Programming-oriented course on effectively using modern computers to solve scientific computing problems arising in the physical/engineering sciences and other fields. Provides an introduction to efficient serial and parallel computing using Fortran 90, OpenMP, MPI, and Python, and software development tools such as version control, Makefiles, and debugging.
Computation and simulation are increasingly important in all aspects of science and engineering. At the same time writing efficient computer programs to take full advantage of current computers is becoming increasingly difficult. Even laptops now have 4 or more processors, but using them all to solve a single problem faster often requires rethinking the algorithm to introduce parallelism, and then programming in a language that can express this parallelism. Writing efficient programs also requires some knowledge of machine arithmetic, computer architecture, and memory hierarchies.
Although parallel computing will be covered, this is not a class on the most advanced techniques for using supercomputers, which these days have tens of thousands of processors and cost millions of dollars. Instead, the goal is to teach tools that you can use immediately on your own laptop, desktop, or a small cluster. Cloud computing will also be discussed, and students who don't have a multiprocessor computer of their own will still be able to do projects using Amazon Web Services at very low cost.
Along the way there will also be discussion of software engineering tools such as debuggers, unit testing, Makefiles, and the use of version control systems. After all, your time is more valuable than computer time, and a program that runs fast is totally useless if it produces the wrong results.
High performance programming is also an important aspect of high performance scientific computing, and so another main theme of the course is the use of basic tools and techniques to improve your efficiency as a computational scientist.

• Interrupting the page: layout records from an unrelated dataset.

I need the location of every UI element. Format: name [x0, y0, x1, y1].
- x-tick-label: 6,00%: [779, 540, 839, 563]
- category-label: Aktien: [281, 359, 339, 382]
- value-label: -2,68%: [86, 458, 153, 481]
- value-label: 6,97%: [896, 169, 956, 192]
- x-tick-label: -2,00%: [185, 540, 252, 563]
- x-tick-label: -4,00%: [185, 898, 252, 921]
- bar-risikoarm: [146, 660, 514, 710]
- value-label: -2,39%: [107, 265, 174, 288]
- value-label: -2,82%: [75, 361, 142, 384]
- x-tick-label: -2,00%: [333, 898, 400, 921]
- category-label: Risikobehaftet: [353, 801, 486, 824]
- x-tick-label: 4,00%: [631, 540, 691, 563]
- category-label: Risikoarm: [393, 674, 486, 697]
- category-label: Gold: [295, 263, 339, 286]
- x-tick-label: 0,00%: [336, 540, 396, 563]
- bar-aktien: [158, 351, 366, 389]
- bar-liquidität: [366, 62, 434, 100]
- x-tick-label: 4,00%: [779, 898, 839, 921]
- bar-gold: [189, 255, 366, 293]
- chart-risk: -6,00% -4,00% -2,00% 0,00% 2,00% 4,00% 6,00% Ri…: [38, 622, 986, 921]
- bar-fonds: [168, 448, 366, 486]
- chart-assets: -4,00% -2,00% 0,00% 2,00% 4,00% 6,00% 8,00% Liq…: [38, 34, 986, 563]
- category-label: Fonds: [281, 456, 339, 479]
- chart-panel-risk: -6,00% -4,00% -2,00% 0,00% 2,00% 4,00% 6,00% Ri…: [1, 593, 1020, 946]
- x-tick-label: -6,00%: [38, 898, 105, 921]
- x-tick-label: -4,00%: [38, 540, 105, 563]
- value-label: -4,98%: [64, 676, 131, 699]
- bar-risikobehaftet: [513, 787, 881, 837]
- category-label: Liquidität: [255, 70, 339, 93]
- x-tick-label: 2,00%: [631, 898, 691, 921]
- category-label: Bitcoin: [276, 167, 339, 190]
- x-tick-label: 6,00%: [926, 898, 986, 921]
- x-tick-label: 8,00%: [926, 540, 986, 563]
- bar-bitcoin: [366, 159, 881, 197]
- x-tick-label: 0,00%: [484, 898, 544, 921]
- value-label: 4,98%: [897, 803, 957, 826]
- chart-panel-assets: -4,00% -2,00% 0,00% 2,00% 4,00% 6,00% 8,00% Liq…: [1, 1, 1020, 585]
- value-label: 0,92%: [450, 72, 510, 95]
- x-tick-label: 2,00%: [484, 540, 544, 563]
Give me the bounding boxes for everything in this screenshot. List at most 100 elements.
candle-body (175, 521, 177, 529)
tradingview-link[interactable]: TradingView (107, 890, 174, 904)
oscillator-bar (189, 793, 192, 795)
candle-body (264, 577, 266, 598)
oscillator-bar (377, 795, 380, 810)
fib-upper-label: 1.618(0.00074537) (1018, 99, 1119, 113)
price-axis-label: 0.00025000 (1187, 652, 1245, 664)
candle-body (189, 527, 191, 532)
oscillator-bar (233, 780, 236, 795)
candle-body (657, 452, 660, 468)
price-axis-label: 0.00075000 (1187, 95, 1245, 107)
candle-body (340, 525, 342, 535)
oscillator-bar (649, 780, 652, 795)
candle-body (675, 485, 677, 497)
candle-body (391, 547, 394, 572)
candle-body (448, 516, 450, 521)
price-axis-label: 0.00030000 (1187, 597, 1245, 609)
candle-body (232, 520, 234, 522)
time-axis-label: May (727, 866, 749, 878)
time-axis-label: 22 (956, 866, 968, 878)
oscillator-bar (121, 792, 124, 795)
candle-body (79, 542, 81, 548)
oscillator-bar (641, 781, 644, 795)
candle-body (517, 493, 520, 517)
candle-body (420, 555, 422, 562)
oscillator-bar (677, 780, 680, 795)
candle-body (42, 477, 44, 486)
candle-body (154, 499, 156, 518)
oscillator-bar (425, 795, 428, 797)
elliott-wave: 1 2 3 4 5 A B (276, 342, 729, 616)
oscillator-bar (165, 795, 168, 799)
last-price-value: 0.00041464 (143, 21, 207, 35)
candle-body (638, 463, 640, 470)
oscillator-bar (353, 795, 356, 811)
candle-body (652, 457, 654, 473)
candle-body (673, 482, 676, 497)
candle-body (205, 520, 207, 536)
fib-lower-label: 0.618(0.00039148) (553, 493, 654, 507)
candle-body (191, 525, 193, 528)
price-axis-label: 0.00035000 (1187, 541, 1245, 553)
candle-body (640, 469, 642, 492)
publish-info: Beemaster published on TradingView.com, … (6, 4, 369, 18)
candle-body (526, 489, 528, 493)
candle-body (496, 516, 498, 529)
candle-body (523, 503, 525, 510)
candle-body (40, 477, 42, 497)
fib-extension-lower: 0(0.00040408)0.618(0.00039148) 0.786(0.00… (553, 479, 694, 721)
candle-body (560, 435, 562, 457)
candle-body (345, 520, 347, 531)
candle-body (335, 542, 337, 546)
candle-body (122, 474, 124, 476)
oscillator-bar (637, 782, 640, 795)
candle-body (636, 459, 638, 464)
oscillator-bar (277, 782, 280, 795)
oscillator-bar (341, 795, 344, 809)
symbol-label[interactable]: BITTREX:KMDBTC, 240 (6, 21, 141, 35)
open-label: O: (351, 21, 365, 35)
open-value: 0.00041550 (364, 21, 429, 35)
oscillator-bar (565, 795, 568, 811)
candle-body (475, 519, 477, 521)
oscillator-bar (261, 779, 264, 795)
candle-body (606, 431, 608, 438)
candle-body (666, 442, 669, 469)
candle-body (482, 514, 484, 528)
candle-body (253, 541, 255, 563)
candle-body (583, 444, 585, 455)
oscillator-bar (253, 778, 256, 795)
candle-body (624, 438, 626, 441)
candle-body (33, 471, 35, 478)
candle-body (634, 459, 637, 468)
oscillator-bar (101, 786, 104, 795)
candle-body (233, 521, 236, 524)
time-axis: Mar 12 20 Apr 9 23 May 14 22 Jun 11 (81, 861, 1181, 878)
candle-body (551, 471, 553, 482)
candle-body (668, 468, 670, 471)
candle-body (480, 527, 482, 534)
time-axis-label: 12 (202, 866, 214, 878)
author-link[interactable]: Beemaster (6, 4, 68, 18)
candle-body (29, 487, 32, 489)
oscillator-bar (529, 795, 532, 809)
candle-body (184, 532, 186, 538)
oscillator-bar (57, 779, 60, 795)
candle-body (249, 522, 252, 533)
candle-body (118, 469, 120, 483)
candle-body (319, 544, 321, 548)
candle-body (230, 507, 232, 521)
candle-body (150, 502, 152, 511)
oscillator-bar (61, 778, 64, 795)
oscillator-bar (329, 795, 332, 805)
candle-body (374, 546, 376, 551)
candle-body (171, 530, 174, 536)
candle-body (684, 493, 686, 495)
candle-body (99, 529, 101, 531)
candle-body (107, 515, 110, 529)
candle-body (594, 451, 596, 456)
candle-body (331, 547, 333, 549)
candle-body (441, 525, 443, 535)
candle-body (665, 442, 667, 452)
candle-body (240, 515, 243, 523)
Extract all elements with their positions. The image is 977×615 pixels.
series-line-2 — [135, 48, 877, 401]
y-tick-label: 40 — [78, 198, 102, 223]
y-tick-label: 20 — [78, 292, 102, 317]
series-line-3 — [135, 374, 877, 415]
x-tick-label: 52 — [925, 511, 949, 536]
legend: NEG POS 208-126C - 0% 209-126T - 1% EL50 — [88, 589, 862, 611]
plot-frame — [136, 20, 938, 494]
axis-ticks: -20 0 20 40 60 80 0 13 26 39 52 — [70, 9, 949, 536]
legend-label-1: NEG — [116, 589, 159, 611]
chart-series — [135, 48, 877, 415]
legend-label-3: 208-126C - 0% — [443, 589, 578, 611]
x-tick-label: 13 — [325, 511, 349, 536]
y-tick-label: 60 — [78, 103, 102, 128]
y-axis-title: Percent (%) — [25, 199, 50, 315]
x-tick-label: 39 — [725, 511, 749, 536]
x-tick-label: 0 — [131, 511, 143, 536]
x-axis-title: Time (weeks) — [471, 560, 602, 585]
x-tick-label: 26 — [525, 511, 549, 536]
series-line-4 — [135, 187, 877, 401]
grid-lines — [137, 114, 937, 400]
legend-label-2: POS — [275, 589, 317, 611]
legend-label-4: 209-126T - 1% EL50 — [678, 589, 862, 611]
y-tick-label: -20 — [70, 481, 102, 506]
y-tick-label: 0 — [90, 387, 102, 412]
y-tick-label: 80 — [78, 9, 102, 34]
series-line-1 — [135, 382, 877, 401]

The use of a variety of languages and techniques will be integrated throughout the course as much as possible, rather than taught linearly. The topics below will be covered at an introductory level, with the goal of learning enough to feel comfortable starting to use them in your everyday work. Once you've reached that level, abundant resources are available on the web to learn the more advanced features that are most relevant for you.
Experience writing and debugging computer programs is required :
Preferably experience with scientific, mathematical, or statistical computing, for example in Matlab or R. (Previous knowledge of Fortran, Python, or parallel computing languages is not assumed.)
Students should also be comfortable with undergraduate mathematics, particularly calculus and linear algebra, which is pervasive in scientific computing applications. Many of the examples used in lectures and assignments will require this background. Past exposure to numerical analysis is a plus.
All of the software used in this course is open source and freely available. A Virtual Machine will be provided that can be used to create a Linux desktop environment (with all of the required software pre-installed) that can be run on any operating system using the free VirtualBox software. An Amazon Web Services AMI will also be provided to allow doing the course work in the cloud.
Course notes will be provided to compliment lectures. The notes and slides from lectures will also contain many references to other free resources on the web, along with some recommended books on the topics covered.
The class will consist of lecture videos with integrated quiz questions. There will also be programming assignments that are not part of the lectures and optional reading material.